I'm thinking I'd track down that lady to whom I gave my crummy wood-burning stove more than five years ago, and ask whether I could have it back. I still have a stovepipe -- all I need is a stove. Then, I would drag the old chainsaw out of the garage, get it tuned, and start harvesting wood for the winter of 2006-07. I'd start by cutting down that nice pine tree in the front yard of the neighbors across the street.
Next, I'd go shopping for a good used dairy cow. There was a time when every household in Old Town Steamboat had at least one dairy cow. And believe me, brother, in an era of $10 gasoline, you and I cannot afford store-bought milk. There's nothing like dairy fat to insulate you against the cold.
Next, I'd ride my bicycle to the Wal-Mart and purchase a .22-caliber rifle and a couple of boxes of shells.

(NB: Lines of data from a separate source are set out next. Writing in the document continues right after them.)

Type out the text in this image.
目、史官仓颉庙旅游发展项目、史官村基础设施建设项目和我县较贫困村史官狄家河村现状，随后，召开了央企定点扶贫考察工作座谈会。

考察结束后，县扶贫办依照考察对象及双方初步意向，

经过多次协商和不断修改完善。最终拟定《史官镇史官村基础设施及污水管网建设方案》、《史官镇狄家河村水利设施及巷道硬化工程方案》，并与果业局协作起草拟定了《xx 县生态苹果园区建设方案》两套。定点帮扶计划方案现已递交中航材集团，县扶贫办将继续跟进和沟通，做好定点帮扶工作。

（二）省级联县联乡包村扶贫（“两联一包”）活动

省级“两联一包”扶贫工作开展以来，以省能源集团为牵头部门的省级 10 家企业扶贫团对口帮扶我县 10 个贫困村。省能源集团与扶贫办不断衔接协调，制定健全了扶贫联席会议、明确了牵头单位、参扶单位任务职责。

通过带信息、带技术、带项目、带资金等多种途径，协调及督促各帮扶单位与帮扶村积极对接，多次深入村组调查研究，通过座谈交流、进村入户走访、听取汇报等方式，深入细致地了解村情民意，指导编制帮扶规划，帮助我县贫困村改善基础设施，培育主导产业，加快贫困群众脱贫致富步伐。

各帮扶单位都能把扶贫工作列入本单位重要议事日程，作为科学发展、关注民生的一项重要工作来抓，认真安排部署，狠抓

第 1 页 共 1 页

I can't shoot, but I could practice on the neighborhood magpies. With woodchuck season approaching, I'm going to want to get busy on those yellow-bellied marmots first thing in the spring. They make a good stew.
Before planting season arrives, I'll apply for membership on the "Committee to Persuade Union Pacific Railway to Add Passenger Cars to Coal Trains." Without the economy of rail transportation, many of us will never set eyes on Denver again.
As soon as the snow melts from the south side of the house, I'll use salvaged 2-by-6-inch decking and an old sliding glass door to build a cold frame. I'll fill it with compost and plant onions, carrots and lettuce.
Later in the spring, I'll build a chicken coop. Then I'll study bee keeping and get my hive set up.
Life will be so much simpler in the years after the ultimate gas crisis. I can hardly wait to be a subsistence farmer in the Rocky Mountains.